In a conversation with exchange4media, Rajesh Kaul, President, The One-Alliance talks about market regulations and why TRAI should not micromanage the broadcasting and distribution industry.
As is known, The One Alliance Company recently completed 11 years in the market. Kaul shared that the addition of Times Television Network in February this year has been “very rewarding” for The One Alliance Company. “With the addition of TTN now, the bouquet is very formidable and strong,” he affirmed.
TRAI in its recent consultation paper mentioned that top four content aggregators, including One Alliance, command substantial negotiating powers, compelling MSOs to enter into deals that are not accepted by them, for example, demanding unnecessary licence fee. This has also impacted the scope of digitisation. What do you have to say about this?
We are working on a reply to be given to TRAI and provide the other side of the story as there may have been some misconceptions, which we need to clarify with the regulator.
As far as demanding unnecessary license fee is concerned, we have not done that with any MSO. We do charge a subscription fee from broadcasters, and even in that the under-declaration is so high that broadcasters never get their due amount of revenue. We were hopeful that post digitisation, broadcasters will start getting their fair share, which is around 35-40 per cent globally.
I believe that time has come for TRAI to leave the entire regulation to the market forces and competition on the ground. There are 700 channels in the market and every genre has around 15 to 20 channels, so even if you keep forbearance, and I feel this is the right time for it, this is not the right time for regulations. Even if one asks to me to charge any rate, I won’t be able to do it, because I need to have good content. I need to be affordable. This is the time for forbearance and we should not be talking about regulations.
Do you feel TRAI should not micromanage the industry?
TRAI has been vocal that it does not want to do that. They are very open that they want to deregulate the industry now. However, there are a lot of regulations on broadcasters such as ‘price freeze’, ‘must provide’ and so on. But there is no ‘must carry’ for an MSO. They can choose the channel they like, irrespective of whether the consumer wants it or not. But the broadcaster has no option but to give the channel to the MSO. This has to change.
We spoke to some MSOs in Gujarat, Rajasthan and UP, who have alleged that MSOs and DTH platforms are treated differently by aggregators. Even TRAI’s consultation paper highlights this fact. What do you have to say about it?
That is unfair, because the same power is there for DTH as well. I don’t have separate powers for DTH and MSO. We deal with all the platforms in a similar manner.
In that case, why are such allegations being made?
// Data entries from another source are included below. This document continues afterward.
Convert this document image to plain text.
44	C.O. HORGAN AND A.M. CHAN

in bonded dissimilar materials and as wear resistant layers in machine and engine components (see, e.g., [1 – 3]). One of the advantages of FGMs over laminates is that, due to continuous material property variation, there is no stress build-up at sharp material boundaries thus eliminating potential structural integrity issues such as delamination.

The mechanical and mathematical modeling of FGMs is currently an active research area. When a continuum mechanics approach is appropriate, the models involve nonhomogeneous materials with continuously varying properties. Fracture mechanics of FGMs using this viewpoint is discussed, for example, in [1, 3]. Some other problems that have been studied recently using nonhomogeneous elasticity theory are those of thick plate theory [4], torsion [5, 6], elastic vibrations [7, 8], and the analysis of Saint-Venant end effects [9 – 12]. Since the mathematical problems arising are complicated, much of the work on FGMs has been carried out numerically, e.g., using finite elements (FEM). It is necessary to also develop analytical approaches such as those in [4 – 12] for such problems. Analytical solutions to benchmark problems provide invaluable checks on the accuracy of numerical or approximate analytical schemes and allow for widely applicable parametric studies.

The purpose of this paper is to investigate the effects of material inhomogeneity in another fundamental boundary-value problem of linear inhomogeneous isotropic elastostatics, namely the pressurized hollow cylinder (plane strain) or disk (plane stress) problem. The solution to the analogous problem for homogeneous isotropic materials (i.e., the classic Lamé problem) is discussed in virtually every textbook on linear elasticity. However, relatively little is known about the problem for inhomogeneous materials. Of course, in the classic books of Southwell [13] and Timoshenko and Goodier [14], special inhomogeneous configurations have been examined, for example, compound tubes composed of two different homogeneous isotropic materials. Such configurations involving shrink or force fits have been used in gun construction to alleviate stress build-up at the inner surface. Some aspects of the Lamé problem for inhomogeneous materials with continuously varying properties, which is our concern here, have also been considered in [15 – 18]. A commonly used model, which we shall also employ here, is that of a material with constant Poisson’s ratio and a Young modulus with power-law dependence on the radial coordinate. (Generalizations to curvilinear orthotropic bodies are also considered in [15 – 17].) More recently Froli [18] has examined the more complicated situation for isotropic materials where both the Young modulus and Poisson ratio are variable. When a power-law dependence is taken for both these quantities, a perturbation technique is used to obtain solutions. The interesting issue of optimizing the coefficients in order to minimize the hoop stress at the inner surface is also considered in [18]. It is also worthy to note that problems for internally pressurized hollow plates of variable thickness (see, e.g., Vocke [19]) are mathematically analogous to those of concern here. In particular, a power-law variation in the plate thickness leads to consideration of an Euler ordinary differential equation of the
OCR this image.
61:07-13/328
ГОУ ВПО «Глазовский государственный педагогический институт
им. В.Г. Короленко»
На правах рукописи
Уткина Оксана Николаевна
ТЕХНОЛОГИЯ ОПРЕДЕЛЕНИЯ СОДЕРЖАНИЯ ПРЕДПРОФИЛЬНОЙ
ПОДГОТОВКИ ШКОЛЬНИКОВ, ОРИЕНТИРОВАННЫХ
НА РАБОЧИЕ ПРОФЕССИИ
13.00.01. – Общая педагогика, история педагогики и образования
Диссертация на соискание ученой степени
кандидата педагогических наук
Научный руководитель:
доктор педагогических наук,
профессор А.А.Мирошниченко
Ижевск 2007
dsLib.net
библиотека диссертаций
MSOs are very vocal about mistreatment done by the aggregators.
TRAI has all the details about our earnings and the sources, besides the stakeholders admit that broadcasters have not been able to get a fair share of the revenues for decades. So, allegations like MSM Network has flexed its muscles to gain something are not true. That way my revenue share would have been five times of what I have been earning. But the revenue of all the pay channels put together earn is not even 10 per cent of the market. As far as the TRAI paper is concerned, we are not sure about which aggregator they are talking about when they say that DTH and MSOs are treated separately.
What is the distribution of revenues between DTH and cable TV?
I would say it is around 55 per cent for cable TV and 45 per cent for DTH.
Post DAS, how has your experience been with market forces on the ground?
I would say that it has been good, even though we had to tone down our revenue expectations, but that was done to ensure that digitisation happens. We had initially thought that post digitisation the revenues would multiply and there would be no carriage fee, but eventually all broadcasters agreed to TRAI’s suggestion. Compared to the conditions six months back, a lot of things have worked out for us and things are falling into place.
How much has been the reduction in carriage fees, and by how much have subscription revenues gone up?
On an average, carriage fees have come down by 20-25 per cent. The fees vary from channel to channel. However, subscription fees have gone up by 20-22 per cent.
What, according to you, are the loopholes in the present system?
The whole addressability advantage, which was the crux of digitisation, where the consumer has to pay only for what he wants, has not happened. This is largely because the backend is not yet ready for MSOs or they don’t have information of the latest developments. Consumers should start choosing channels, and for that, MSOs should start coming up with different packages. This, I feel, will translate into complete transparency. As a broadcaster, I need to be sure how many boxes I am feeding, what is happening on the ground and so on. MSOs are not giving us the reports as they don’t have the complete information. A fair share of the revenue is very important for the industry to grow.
How are politically sensitive markets such as Bengal and Chennai, which had opposed blackout of TV screens post digitisation deadline, performing now?
West Bengal and Tamil Nadu are not similar. There was earlier a problem in Kolkata, but it was resolved in a couple of months. So, I don’t see a problem there. But Chennai is a big concern. Analogue signals are still being carried there. That should stop for the benefit of the industry.